Publié le mardi 23 juillet 2013

La « concertation » retraite est maintenant terminée. En fait, on devrait plutôt parler de consultation. La raison en est qu’il n’y a eu en tout et pour tout, que deux rencontres, avec la ministre Marisol Touraine (précédées à chaque fois d’une rencontre avec son cabinet) et une rencontre avec la ministre Marylise Lebranchu.
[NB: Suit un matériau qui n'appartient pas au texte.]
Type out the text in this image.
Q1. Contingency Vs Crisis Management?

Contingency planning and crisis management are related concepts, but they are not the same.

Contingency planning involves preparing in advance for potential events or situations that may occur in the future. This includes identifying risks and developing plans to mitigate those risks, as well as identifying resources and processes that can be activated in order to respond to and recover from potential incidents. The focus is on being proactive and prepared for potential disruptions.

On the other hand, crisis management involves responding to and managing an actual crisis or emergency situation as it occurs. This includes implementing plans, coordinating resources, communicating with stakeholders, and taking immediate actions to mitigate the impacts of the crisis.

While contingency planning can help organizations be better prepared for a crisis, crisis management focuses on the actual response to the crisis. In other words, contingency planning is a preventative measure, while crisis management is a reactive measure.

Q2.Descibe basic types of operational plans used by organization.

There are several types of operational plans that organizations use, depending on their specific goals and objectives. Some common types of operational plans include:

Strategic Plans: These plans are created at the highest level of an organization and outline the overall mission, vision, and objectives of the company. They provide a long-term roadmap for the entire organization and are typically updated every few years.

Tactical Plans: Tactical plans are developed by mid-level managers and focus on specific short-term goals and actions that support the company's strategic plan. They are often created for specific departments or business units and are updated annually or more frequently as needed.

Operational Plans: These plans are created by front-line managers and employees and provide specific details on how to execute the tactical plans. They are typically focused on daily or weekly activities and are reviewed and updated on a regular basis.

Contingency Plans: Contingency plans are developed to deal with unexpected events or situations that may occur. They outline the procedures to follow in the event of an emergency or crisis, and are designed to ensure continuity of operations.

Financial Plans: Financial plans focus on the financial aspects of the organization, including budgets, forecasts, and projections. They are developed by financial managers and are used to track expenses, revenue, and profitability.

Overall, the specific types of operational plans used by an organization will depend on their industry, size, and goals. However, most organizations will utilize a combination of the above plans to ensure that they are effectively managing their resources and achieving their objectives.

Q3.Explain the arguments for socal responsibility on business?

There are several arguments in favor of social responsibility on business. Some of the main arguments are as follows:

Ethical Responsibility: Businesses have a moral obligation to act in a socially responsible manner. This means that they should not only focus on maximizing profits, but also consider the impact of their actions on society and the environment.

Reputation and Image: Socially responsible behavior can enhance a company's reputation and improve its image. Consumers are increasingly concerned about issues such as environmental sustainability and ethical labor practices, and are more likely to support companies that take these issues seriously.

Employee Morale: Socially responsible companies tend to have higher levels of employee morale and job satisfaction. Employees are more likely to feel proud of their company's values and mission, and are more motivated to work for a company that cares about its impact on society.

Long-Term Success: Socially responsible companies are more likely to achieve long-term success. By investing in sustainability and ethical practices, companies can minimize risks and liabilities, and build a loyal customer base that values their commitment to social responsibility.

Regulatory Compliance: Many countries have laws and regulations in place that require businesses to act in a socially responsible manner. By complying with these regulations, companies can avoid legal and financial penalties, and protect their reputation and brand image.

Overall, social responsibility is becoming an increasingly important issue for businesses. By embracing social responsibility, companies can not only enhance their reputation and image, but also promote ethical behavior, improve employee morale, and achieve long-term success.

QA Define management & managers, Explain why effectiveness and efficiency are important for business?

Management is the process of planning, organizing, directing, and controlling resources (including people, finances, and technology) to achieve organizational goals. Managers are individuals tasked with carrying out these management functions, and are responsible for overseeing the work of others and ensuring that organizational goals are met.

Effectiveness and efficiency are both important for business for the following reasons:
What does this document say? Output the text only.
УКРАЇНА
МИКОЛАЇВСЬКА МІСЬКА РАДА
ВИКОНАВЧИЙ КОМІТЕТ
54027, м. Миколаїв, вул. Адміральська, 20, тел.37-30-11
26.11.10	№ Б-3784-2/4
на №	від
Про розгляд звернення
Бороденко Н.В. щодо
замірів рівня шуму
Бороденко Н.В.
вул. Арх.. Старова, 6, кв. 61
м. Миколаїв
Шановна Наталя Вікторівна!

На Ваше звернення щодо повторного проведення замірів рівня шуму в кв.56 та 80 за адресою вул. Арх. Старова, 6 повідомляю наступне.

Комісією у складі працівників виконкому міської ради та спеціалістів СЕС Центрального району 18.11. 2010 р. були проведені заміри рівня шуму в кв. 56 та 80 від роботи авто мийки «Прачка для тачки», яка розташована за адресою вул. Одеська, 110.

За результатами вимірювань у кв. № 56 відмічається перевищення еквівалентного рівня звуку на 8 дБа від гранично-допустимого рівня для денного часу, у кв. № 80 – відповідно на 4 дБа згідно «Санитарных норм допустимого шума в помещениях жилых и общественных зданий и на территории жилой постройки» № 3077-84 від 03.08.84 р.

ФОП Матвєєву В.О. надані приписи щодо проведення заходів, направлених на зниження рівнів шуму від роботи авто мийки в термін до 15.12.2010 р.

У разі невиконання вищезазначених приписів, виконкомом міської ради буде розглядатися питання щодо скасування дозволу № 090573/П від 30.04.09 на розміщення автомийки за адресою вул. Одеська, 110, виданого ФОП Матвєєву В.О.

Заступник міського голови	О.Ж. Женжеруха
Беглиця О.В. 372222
Ces rencontres n’ont pas donné lieu à de véritables échanges, puisque nos interlocuteurs nous ont questionnés sur quelques points sans qu’eux-mêmes n’indiquent leur position.

Les points abordés ont été le financement, le pilotage, la pénibilité et l’équité (notion très vague évoquée pour traiter notamment de la situation des femmes, des jeunes) et quelques questions spécifiques à la Fonction publique.

A noter que nos interlocuteurs se sont bien gardés de nous interroger sur les points durs probables de leur réforme, à savoir un nouvel allongement de la durée et la désindexation des pensions et des salaires portés au compte.

Ce faisant, ils nous ont signifié que ces points n’étaient pas discutables.

Cette situation appelle un certain nombre de remarques.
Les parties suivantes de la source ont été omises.